A Columbia University research group carried out a study that connected hearing loss to depression. They compiled data from over 5,000 adults aged 50 and older, giving each subject an audiometric hearing exam and also evaluating them for signs of depression. After correcting for a range of variables, the researchers revealed that the odds of having clinically significant symptoms of depression goes up by around 45% for every 20-decibel increase in hearing loss. And for the record, 20 dB is very little noise, it’s quieter than a whisper, roughly on par with the sound of rustling leaves.

It’s surprising that such a little difference in hearing produces such a significant increase in the odds of suffering from depression, but the basic link isn’t a shock. This new study expands the sizable existing literature associating hearing loss and depression, like this multi-year analysis from 2000, which found that mental health worsened along with hearing loss. In another study, a considerably higher danger of depression was reported in people who both self reported hearing loss and people whose hearing loss was diagnosed from a hearing test.

The good news: Researchers and scientists don’t think that it’s a chemical or biological relationship that exists between hearing loss and depression. In all likelihood, it’s social. Individuals who have hearing loss will frequently steer clear of social interaction due to anxiety and will even sometimes feel anxious about normal day-to-day situations. The social separation that results, feeds into feelings of depression and anxiety. It’s a vicious cycle, but it’s also one that’s broken easily.

Numerous studies have found that treating hearing loss, typically with hearing aids, can help to ease symptoms of depression. A 2014 study that looked at data from over 1,000 people in their 70s found that those who wore hearing aids were considerably less likely to experience symptoms of depression, although the authors did not define a cause-and-effect relationship since they weren’t viewing the data over time.

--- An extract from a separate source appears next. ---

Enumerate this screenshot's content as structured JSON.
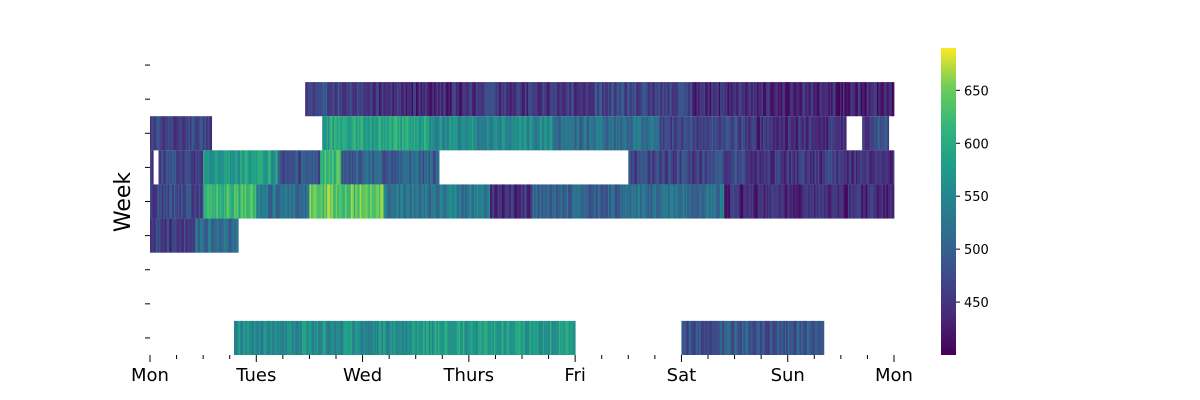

But the theory that treating hearing loss reduces depression is bolstered by a more recent study that observed subjects before and after getting hearing aids. Only 34 people were examined in a 2011 study, but all of them showed substantial improvements in depression symptoms and also mental function after wearing hearing aids for 3 months. And those results are long lasting according to a small-scale study carried out in 2012 which showed continuing relief in depression symptoms for every single subject who used hearing aids as much as 6 months out. And in a study from 1992 that observed a larger group of U.S. military veterans suffering from hearing loss, revealed that a full 12 months after beginning to use hearing aids, the vets were still experiencing fewer symptoms of depression.

Hearing loss is hard, but you don’t need to go it alone. Get your hearing checked, and learn about your options. It could help improve more than your hearing, it might positively impact your quality of life in ways you hadn’t even imagined.